February 17 / Kashmiri gate and Jama Masjid
ON THE RECORD: The station-in-charge of the Inter State Bus Terminal, sub-inspector Harish Chander, is hesitant and in a hurry. But he relents. Why are street children afraid of the police, he is asked. Most of them are runaways, and they fear the police would send them back, he answers. The station house officer of Jama Masjid police station, Gir Raj Singh, says street children are often involved in petty crime. The bbc interviewer asks him about white-collar crime. Political correctness ensues.

Pappu steps out and recalls policemen snatching his money. At a very young age, he started coming to Delhi from Katihar with his parents, daily wage labourers. Four years ago, his mother died in a rail accident, her body badly dismembered. His father turned to begging, and disappeared soon after. Since then, he has been on the street. He narrates stories of how street children get sexually abused by either elder children or paedophiles who lure them with food: "It is difficult to get food; much easier to get drugs." He talks freely about the various intoxicants he used, the petty thefts he committed to watch films. But all that is behind him now. He is a bbc radio journalist by the day and a rag picker by night. Why? "I don't get any money for this, only the expenses are met. I do this for the sake of my self, for dignity, for children who might go through what I underwent." He stops to note that there is a wedding happening in the park adjoining his night shelter in Fatehpuri. "There is money to be made tonight, cleaning the rubbish," he hopes. Then, he realises, two of the reporters are lost in the crowd. He goes looking for them.
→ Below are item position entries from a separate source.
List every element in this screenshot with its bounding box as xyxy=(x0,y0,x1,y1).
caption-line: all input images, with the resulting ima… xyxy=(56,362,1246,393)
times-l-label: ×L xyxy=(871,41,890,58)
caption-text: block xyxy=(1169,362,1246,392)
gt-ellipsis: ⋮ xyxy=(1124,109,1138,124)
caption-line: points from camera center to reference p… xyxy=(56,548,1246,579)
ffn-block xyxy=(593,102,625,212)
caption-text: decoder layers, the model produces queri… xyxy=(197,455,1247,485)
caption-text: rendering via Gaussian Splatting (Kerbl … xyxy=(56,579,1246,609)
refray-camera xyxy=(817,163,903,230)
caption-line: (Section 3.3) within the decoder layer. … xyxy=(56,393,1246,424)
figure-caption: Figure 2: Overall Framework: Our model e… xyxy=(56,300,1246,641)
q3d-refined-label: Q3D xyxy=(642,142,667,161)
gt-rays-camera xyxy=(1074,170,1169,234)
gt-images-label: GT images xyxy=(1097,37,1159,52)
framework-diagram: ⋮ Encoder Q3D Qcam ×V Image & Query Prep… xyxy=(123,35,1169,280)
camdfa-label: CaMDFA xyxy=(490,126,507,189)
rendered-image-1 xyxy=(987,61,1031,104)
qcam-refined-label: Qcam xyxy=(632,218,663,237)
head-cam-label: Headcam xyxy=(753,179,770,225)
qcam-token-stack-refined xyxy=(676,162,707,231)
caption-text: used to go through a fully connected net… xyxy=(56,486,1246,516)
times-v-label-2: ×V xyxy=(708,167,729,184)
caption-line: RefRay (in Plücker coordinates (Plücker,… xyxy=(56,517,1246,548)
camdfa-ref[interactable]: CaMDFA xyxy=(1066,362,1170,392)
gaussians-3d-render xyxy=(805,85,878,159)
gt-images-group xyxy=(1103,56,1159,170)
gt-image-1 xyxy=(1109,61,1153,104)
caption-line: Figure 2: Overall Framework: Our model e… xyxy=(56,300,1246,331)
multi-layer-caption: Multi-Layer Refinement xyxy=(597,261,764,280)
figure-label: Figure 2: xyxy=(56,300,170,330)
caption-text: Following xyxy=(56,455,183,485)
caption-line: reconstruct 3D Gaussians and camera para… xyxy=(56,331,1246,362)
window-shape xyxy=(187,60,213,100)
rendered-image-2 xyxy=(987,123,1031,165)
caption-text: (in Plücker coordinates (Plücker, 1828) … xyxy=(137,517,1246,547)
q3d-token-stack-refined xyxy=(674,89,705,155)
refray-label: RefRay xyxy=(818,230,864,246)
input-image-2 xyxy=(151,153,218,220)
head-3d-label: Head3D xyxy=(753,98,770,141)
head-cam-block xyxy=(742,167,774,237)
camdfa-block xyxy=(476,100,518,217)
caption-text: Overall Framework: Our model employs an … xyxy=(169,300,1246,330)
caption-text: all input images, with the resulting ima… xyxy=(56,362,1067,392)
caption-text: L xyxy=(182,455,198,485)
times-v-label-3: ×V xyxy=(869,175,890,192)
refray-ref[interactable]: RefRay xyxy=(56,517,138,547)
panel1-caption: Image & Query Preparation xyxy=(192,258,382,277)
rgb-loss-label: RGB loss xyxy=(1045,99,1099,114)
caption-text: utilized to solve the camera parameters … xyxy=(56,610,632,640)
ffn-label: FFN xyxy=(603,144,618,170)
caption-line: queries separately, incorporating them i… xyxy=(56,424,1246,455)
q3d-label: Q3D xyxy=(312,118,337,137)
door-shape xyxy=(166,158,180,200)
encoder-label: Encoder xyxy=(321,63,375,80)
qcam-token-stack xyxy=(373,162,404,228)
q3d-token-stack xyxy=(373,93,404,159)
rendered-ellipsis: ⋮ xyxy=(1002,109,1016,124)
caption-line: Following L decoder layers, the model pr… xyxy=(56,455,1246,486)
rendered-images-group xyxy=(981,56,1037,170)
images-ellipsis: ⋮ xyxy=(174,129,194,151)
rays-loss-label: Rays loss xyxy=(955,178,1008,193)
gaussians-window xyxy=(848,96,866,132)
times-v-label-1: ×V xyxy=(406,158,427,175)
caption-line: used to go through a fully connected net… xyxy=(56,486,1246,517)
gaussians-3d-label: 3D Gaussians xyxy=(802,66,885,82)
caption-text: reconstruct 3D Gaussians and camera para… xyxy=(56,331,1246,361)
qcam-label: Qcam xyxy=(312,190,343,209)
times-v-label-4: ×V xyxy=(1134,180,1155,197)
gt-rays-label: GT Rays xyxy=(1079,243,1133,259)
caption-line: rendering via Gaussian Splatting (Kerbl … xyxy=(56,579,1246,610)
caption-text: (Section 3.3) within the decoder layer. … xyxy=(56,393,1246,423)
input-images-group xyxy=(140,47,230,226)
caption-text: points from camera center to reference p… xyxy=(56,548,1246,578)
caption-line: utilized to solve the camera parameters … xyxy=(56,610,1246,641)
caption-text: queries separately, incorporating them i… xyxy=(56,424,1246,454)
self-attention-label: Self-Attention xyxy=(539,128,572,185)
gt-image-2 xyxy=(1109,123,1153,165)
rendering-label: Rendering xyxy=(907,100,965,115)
February 19 / Butterflies Office, Green Park Ext
MEDIATORS: Shahid Jamal is from the Jamia Millia Islamia's Mass Communication Research Centre. He is here to help the bbc children in post-production and pre-production duties, and is teaching them non-linear sound editing on the computer. He admits that the language that the children use in their programmes is very formal, not very good for communication on the street. But, he explains, they are associated with an ngo that has to use the formal language. Besides, Jamal loathes the non-serious language used by fm radio stations.

Rita Panicker, director of Butterflies, is well aware of the language problem. She had arranged for professionals from the other bbc, the British Broadcasting Corporation, to train the Butterflies radio team. She is a great believer in the power of the radio: "It can reach the illiterate. It is more powerful than television because the content is paramount; visuals take pre-eminence on tv." She was inspired after meeting the founder of a radio station in New York called Kids for Kids.

"We had approached All India Radio, and they showed interest. But they work by slots, and they don't have one for programmes made by children." She plans to launch a community radio station. But the licensing for that is very difficult -- clearance is required from six Union ministries. At the Indian Institute of Mass Communications, professors don't know of any ngo that has a community radio license. In fact, the institute is awaiting its own community radio license.